The classification results for the classifier which was trained on the minced meat dataset are summarized in Table 3, where we show the number of pixels detected in images which were not part of the training or validation set. The main difference from the spring rolls dataset is that no false positives were discovered in the scans that contained no foreign objects. Otherwise, there is consistent variation between datasets in the number of foreign object pixels discovered. Another difference is that in the cross-validation process the sparsity regularization parameter that was chosen yields 17% sparsity. This means that we could certainly get away with storing fewer data for this approach.

Table 3. Results for the minced meat dataset where we present the number of pixels detected as foreign objects on average in 5 different datasets. The first dataset is 5 scans of nothing, i.e. empty scans. Datasets 1, 2 and 3 consist of 10 scans each, two which were used for training. The difference of the foreign objects in each dataset can be found in Table 1. The last dataset is meat without any foreign objects.
Full size table

Some example results are presented in Fig. 6. The foreign objects detected were mostly metals, and also some stone pebbles, quartz, and glass. The smallest objects detected are 2–3 mm in diameter.

Fig. 6.
figure 6

Example results from the classifier on both datasets. The white color indicates foreign objects. The top row shows the spring rolls and the bottom row shows from left to right an example from dataset 1,2 and 3. The foreign objects detected were stone pebbles, metals, quartz, and glass. These were the foreign objects used for training.

Full size image

5 Discussion

We achieve good detection on the type of foreign objects we can detect. The items used for training are the ones that are represented in the detection, we do not manage to generalize to all the scanned foreign objects. This is mainly because of low signal to noise ratio, especially for the objects that have low absorption. The undetected items are also not represented in the training set, if they would be included we would potentially get more false positives, because they are not as distinct as the metals, stone pebbles, and quartz, thus moving the decision boundary closer to the food item. One approach to try to get a more general detector would be to train with as many different types of foreign objects as possible, that are detectable, and find the discriminant vectors from SDA or use a semi-supervised approach. Then the new data can be projected similar to Fig. 5 and the air and food item classes can be described there with normal distributions or other ways to encapsulate the two classes. Then everything outside those classes would be classified as foreign objects. Each type of foreign object could also be modeled on its own, then we could encapsulate what is known, and everything outside the known classes would belong to an unknown class.

One way to augment the current measurements would be to have some way to estimate the thickness of the materials that are being scanned. That would be a good additional variable for a data-driven approach, or it could be used for normalization. This is already being done in some commercial products using a laser to map the height of the food product.
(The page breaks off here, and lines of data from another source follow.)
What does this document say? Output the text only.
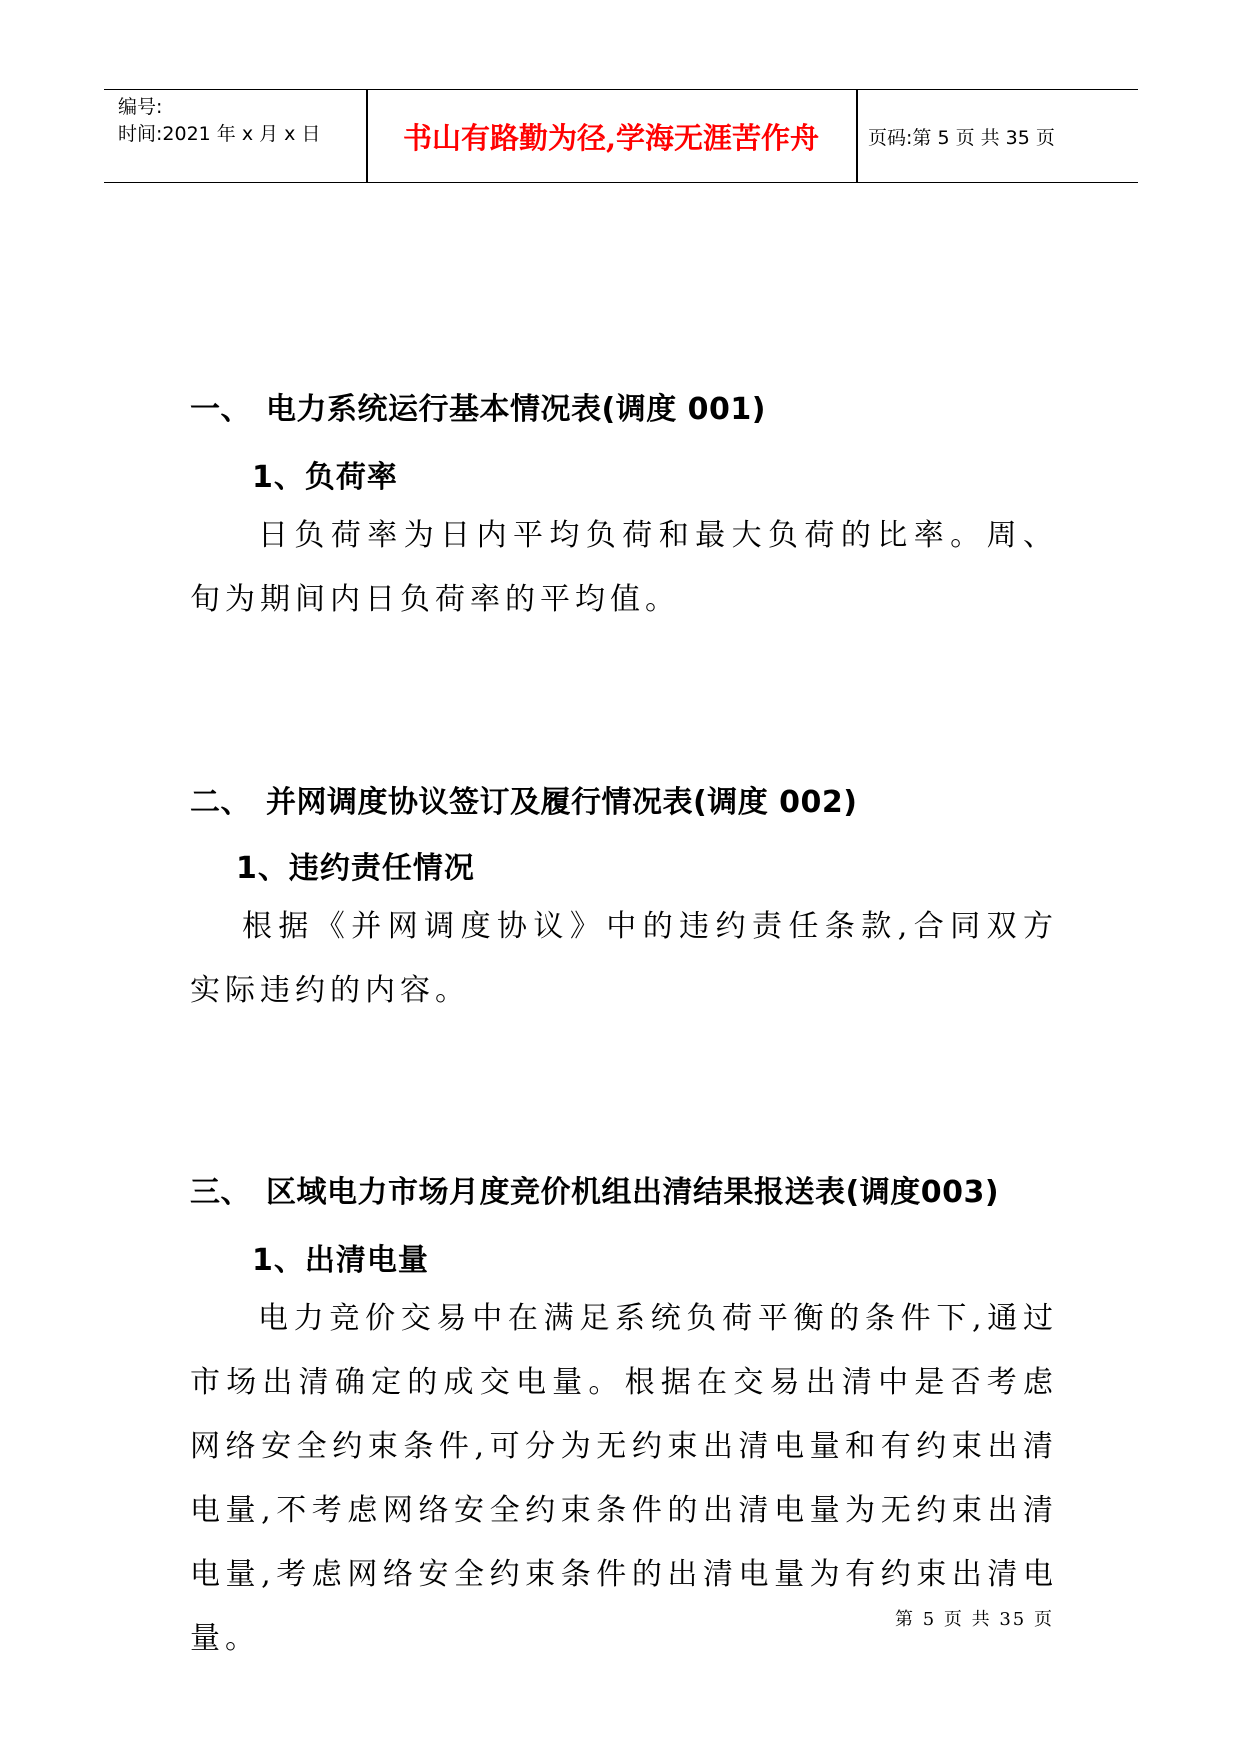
编号:
时间:2021 年 x 月 x 日	书山有路勤为径,学海无涯苦作舟	页码:第 5 页 共 35 页
一、 电力系统运行基本情况表(调度 001)
1、负荷率

日负荷率为日内平均负荷和最大负荷的比率。周、旬为期间内日负荷率的平均值。

二、 并网调度协议签订及履行情况表(调度 002)
1、违约责任情况

根据《并网调度协议》中的违约责任条款,合同双方实际违约的内容。

三、 区域电力市场月度竞价机组出清结果报送表(调度003)
1、出清电量

电力竞价交易中在满足系统负荷平衡的条件下,通过市场出清确定的成交电量。根据在交易出清中是否考虑网络安全约束条件,可分为无约束出清电量和有约束出清电量,不考虑网络安全约束条件的出清电量为无约束出清电量,考虑网络安全约束条件的出清电量为有约束出清电量。

第 5 页 共 35 页
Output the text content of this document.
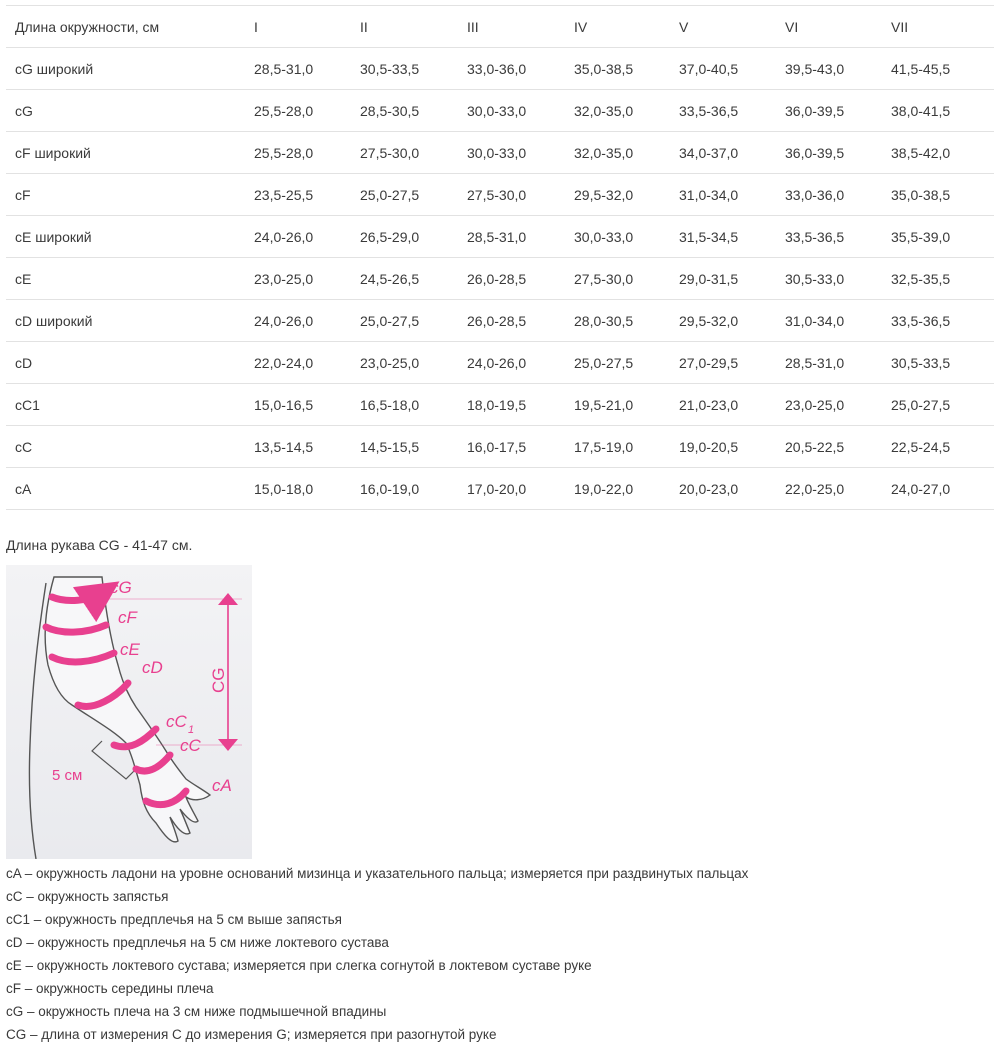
Длина окружности, см	I	II	III	IV	V	VI	VII
cG широкий	28,5-31,0	30,5-33,5	33,0-36,0	35,0-38,5	37,0-40,5	39,5-43,0	41,5-45,5
cG	25,5-28,0	28,5-30,5	30,0-33,0	32,0-35,0	33,5-36,5	36,0-39,5	38,0-41,5
cF широкий	25,5-28,0	27,5-30,0	30,0-33,0	32,0-35,0	34,0-37,0	36,0-39,5	38,5-42,0
cF	23,5-25,5	25,0-27,5	27,5-30,0	29,5-32,0	31,0-34,0	33,0-36,0	35,0-38,5
cE широкий	24,0-26,0	26,5-29,0	28,5-31,0	30,0-33,0	31,5-34,5	33,5-36,5	35,5-39,0
cE	23,0-25,0	24,5-26,5	26,0-28,5	27,5-30,0	29,0-31,5	30,5-33,0	32,5-35,5
cD широкий	24,0-26,0	25,0-27,5	26,0-28,5	28,0-30,5	29,5-32,0	31,0-34,0	33,5-36,5
cD	22,0-24,0	23,0-25,0	24,0-26,0	25,0-27,5	27,0-29,5	28,5-31,0	30,5-33,5
cC1	15,0-16,5	16,5-18,0	18,0-19,5	19,5-21,0	21,0-23,0	23,0-25,0	25,0-27,5
cC	13,5-14,5	14,5-15,5	16,0-17,5	17,5-19,0	19,0-20,5	20,5-22,5	22,5-24,5
cA	15,0-18,0	16,0-19,0	17,0-20,0	19,0-22,0	20,0-23,0	22,0-25,0	24,0-27,0
Длина рукава CG - 41-47 см.
5 см
CG
cG
cF
cE
cD
cC 1
cC
cA
cA – окружность ладони на уровне оснований мизинца и указательного пальца; измеряется при раздвинутых пальцах
cC – окружность запястья
cC1 – окружность предплечья на 5 см выше запястья
cD – окружность предплечья на 5 см ниже локтевого сустава
cE – окружность локтевого сустава; измеряется при слегка согнутой в локтевом суставе руке
cF – окружность середины плеча
cG – окружность плеча на 3 см ниже подмышечной впадины
CG – длина от измерения C до измерения G; измеряется при разогнутой руке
We can say that for the data sets used we can get away with storing half of the data or less. But this is both application and material dependent. Different applications could yield different foreign objects and different materials have different intensity profiles, meaning that some variables/channels are redundant in some cases and useful in others. This would have to be dealt with for each specific application.

6 Conclusion

We have demonstrated that we can achieve robust detection of certain foreign objects in the data sets used in this work. This was done in a completely data-driven manner by applying a sparse classifier to the normalized data. There is great potential for using an approach similar to the one we present, which could help with storing fewer data and processing the results faster.